Georgette : Mais non, c’est pas le président qui est mort, c’est des jeunes !
Mme Gaspard : Des jeunes sont morts ? C’est la guerre alors ! J’étais pas au courant.
Georgette : Mais non, madame Gaspard ! T’as pas vu là, c’est écrit, les jeunes là, ils se sont rassemblés, avec des « c’est ma messe » au portable, tu sais, les trucs qu’ils tapotent tout le temps, les « c’est ma messe », au portable, tu vois ?
Mme Gaspard : Si les jeunes se mettent à aller à la messe, moi je me fais nommer curé !
Georgette : Oh, arrête de te fiche de moi ! Tu sais les portables, bon,ben, ils ont envoyé ces machins-là, des « c’est ma messe » des trucs comme ça !
Mme Gaspard : Des SMS, Georgette, des SMS !
Georgette : Oui, oh, c’est pareil ! Bon, ils envoient des SMS à Paris, ils se rassemblent et ils se mettent à boire jusqu’à plus soif… et puis même après le pus soif…. des vrais trous, qu’ils disent dans le journal.
Mme Gaspard : C’est la jeunesse, ma Georgette !

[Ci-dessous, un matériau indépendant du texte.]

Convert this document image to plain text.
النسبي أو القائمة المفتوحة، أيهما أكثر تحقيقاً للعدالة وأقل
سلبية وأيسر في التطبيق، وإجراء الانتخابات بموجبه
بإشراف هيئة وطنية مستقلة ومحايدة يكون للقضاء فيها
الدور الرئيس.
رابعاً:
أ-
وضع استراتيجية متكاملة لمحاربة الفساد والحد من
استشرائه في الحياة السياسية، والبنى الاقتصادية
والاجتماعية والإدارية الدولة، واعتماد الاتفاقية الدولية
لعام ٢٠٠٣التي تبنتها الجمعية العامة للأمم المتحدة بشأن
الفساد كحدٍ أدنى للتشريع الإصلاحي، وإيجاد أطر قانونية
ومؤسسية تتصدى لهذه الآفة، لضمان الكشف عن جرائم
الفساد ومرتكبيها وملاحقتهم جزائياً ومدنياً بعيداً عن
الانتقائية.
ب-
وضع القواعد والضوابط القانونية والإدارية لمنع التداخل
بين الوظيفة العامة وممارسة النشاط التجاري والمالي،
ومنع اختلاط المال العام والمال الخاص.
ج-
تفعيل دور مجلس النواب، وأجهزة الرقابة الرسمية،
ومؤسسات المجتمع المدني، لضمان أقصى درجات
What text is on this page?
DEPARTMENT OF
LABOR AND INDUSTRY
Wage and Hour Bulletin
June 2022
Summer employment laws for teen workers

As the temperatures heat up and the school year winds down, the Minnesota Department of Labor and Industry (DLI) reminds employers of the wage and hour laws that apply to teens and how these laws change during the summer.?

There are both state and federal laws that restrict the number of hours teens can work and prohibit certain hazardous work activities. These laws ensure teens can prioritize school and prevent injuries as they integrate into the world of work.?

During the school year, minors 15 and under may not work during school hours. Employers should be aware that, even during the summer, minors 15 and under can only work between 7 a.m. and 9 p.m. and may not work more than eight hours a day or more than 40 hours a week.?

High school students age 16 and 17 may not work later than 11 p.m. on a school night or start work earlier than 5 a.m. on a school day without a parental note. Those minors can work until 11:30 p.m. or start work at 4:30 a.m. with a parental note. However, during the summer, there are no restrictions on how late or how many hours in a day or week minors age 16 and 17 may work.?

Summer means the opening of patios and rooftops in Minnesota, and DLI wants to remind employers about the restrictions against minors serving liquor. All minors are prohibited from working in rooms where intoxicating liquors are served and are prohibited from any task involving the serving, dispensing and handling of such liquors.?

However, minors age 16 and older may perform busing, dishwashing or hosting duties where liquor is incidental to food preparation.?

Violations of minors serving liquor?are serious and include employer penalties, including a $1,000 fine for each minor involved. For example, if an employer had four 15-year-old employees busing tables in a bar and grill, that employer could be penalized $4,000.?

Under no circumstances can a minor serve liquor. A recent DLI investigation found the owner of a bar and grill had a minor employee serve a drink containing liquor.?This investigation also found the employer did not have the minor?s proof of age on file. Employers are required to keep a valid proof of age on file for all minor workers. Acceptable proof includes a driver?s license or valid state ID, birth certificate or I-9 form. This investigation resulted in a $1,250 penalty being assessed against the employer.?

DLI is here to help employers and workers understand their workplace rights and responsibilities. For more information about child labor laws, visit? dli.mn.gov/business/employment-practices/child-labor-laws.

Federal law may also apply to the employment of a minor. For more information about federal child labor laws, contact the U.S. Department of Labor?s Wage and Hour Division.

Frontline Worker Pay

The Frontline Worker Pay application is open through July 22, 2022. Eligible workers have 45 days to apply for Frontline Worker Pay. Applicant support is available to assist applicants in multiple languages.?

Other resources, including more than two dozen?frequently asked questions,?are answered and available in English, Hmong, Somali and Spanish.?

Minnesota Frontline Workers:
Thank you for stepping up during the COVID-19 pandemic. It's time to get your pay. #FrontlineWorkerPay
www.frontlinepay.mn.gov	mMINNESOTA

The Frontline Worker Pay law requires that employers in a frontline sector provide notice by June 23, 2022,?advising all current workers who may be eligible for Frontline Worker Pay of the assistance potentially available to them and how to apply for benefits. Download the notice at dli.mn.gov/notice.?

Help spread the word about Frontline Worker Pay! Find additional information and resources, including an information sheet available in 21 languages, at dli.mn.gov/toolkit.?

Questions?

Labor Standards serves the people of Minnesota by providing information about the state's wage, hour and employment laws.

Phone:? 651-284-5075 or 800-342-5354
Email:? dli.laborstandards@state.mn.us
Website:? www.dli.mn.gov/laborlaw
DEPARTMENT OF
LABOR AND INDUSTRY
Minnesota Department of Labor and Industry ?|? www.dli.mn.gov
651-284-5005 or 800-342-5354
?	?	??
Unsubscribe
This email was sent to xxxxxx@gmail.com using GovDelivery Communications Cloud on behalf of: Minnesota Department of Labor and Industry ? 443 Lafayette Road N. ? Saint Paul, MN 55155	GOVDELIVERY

Georgette : Oui, mais là y’a eu des morts, qu’ils disent dans le journal.
Mme Gaspard : Ah je savais bien que y’avait du macchabée dans l’air, sinon le journal il en aurait pas causé, tu penses !
Georgette : Ah oui, mais c’est des jeunes, des morts jeunes… moi, je trouve que c’est du gâchis… une vieille comme nous qui meurt, bon, normal, mais un jeune, enfin, quand même…
Mme Gaspard : Non, enfin, oui, c’est pas normal !
Georgette : Tu te rends compte, ils se donnent rendez-vous par des messages et ils se soûlent comme ça tout le week-end. Il disent comme ça dans le journal que c’est une vraie plaie. Y’en a partout.
Mme Gaspard : (Reprenant une goutte de son verre) Une vraie plaie. Dans toutes les villes ?
Georgette : Partout, j’te dis, tous les week-ends qu’ils disent dans le journal.
Mme Gaspard : C’est horrible ! Ça devrait être interdit ! T’en veux ma Georgette ? (Elle essuie avec le bas de son tablier un verre qui traîne et le place en face de Georgette)
Georgette : Ah ben, c’est pas de refus, une nouvelle pareille, ça te coupe les jambes… et pis une tite mirabelle je dis jamais non !
Mme Gaspard : Ah, et pis, faite maison, nature, avec les prunes du gros arbre là derrière !
Georgette : Merci ! C’est pas du trafiqué comme dans les bistrots ! Ah les jeunes, ah j’te jure, les jeunes !
Mme Gaspard : Ben tiens, moi, ma gamine…
Georgette : Ta fille ?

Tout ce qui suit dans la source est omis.